Depuis plusieurs mois, le terme d’«entreprise zombie» est de plus en plus souvent utilisé dans les médias. Si le phénomène de zombification n’est pas apparu avec la crise du Covid-19, il est pourtant sur toutes les lèvres. Il désigne les entreprises qui ne sont plus rentables ni viables, mais qui restent sur le marché plutôt que de se faire racheter ou d’être déclarées en faillite[1]. Plus précisément, l’OCDE utilise ce qualificatif pour des entreprises qui existent depuis plus de 10 ans et dont le revenu opérationnel n’a pas suffi au cours des trois dernières années pour couvrir le remboursement des intérêts[2]. Pour pouvoir poursuivre leur activité, ces entreprises s’endettent.

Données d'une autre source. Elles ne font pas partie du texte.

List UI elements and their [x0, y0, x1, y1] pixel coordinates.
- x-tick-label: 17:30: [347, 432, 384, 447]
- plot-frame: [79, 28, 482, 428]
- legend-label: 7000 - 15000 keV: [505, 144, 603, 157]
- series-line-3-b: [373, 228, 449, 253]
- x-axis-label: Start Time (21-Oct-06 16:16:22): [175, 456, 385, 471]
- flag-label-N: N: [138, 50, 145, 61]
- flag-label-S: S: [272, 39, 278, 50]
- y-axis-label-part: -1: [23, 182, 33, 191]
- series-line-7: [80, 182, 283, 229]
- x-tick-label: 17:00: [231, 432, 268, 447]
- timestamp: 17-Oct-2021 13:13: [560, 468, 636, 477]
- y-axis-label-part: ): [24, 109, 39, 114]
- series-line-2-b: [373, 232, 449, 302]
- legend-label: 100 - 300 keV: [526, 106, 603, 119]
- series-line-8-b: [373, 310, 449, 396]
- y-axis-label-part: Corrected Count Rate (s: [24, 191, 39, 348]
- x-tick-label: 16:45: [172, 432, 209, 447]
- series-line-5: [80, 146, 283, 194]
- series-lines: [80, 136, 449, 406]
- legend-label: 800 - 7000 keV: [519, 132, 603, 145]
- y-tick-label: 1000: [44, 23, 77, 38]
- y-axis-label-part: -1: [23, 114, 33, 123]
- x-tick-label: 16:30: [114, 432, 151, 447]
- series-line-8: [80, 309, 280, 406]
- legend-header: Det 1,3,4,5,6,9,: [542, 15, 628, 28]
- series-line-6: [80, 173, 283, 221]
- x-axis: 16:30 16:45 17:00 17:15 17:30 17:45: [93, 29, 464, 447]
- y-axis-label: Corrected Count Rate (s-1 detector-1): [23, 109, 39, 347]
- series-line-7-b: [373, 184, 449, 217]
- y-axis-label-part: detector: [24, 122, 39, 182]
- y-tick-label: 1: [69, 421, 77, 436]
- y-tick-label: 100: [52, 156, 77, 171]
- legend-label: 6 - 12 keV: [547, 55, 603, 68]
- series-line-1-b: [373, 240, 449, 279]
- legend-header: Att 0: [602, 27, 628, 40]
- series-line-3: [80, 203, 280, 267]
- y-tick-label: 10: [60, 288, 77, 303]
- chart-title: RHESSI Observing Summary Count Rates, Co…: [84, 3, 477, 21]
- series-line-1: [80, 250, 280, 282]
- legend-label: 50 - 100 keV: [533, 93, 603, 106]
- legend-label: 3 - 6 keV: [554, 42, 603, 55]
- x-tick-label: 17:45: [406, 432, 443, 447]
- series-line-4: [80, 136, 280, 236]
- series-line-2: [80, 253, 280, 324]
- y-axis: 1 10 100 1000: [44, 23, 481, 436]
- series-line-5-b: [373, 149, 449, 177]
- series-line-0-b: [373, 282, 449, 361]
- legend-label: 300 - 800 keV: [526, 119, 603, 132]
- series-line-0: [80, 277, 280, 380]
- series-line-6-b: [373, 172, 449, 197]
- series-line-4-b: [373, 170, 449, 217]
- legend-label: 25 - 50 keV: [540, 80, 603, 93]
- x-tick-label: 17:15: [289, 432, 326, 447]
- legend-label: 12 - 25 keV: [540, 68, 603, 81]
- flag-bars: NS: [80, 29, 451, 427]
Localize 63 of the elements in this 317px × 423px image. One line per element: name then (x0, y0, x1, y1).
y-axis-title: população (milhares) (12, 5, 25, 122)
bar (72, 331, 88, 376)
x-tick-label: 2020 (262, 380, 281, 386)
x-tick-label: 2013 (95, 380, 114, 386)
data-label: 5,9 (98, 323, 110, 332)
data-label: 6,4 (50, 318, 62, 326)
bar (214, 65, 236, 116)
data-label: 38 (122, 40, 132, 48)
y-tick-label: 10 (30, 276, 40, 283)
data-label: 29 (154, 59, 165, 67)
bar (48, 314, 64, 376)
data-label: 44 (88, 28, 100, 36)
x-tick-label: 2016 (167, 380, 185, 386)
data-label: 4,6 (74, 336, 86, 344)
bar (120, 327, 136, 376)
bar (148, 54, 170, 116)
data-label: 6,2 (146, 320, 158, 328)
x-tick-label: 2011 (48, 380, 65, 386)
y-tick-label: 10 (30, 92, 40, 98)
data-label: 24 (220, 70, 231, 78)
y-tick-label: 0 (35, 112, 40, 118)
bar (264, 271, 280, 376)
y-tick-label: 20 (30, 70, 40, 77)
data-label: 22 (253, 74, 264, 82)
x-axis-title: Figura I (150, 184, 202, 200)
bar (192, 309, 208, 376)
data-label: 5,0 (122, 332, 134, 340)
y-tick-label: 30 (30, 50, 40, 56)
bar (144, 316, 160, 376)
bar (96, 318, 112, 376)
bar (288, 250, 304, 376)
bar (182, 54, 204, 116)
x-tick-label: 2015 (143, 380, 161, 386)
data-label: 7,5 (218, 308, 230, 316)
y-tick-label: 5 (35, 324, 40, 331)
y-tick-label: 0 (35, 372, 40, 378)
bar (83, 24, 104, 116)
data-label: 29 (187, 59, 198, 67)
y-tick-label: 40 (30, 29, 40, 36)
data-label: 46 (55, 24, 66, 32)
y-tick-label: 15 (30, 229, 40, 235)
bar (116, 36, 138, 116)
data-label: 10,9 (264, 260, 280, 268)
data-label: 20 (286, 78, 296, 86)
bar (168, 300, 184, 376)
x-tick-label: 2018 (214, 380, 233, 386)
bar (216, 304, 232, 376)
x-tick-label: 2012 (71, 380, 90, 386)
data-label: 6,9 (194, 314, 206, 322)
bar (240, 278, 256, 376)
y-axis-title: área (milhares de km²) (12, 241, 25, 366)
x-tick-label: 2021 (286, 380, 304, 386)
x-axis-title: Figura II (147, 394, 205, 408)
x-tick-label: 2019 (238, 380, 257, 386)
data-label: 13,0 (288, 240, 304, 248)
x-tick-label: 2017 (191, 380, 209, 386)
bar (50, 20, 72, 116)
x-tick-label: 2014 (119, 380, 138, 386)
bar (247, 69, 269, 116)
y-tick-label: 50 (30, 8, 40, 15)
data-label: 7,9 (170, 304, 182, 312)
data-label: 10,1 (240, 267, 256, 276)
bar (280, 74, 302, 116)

Le nombre d’entreprises zombies connaît une augmentation depuis une trentaine d’années dans notre pays (et dans les pays avoisinants)[3], due notamment aux taux d’intérêt historiquement faibles[4] qui poussent les agents économiques à l’endettement. En Belgique, près de 10% des entreprises sont concernées, ce qui est l’un des taux les plus élevés au niveau européen[5]. Si la notion n’est pas apparue avec le Covid, elle pourrait prendre de l’ampleur.

Les entreprises des secteurs qui ont pu reprendre leur activité depuis le premier confinement ont retrouvé un niveau presque similaire à la situation antérieure à la crise[6]. Ce rebond rapide s’explique notamment par l’exogénéité du choc subi: ce dernier ne trouve pas son origine dans des déséquilibres de nos économies qui mettraient du temps à être corrigés, mais en dehors de la sphère économique.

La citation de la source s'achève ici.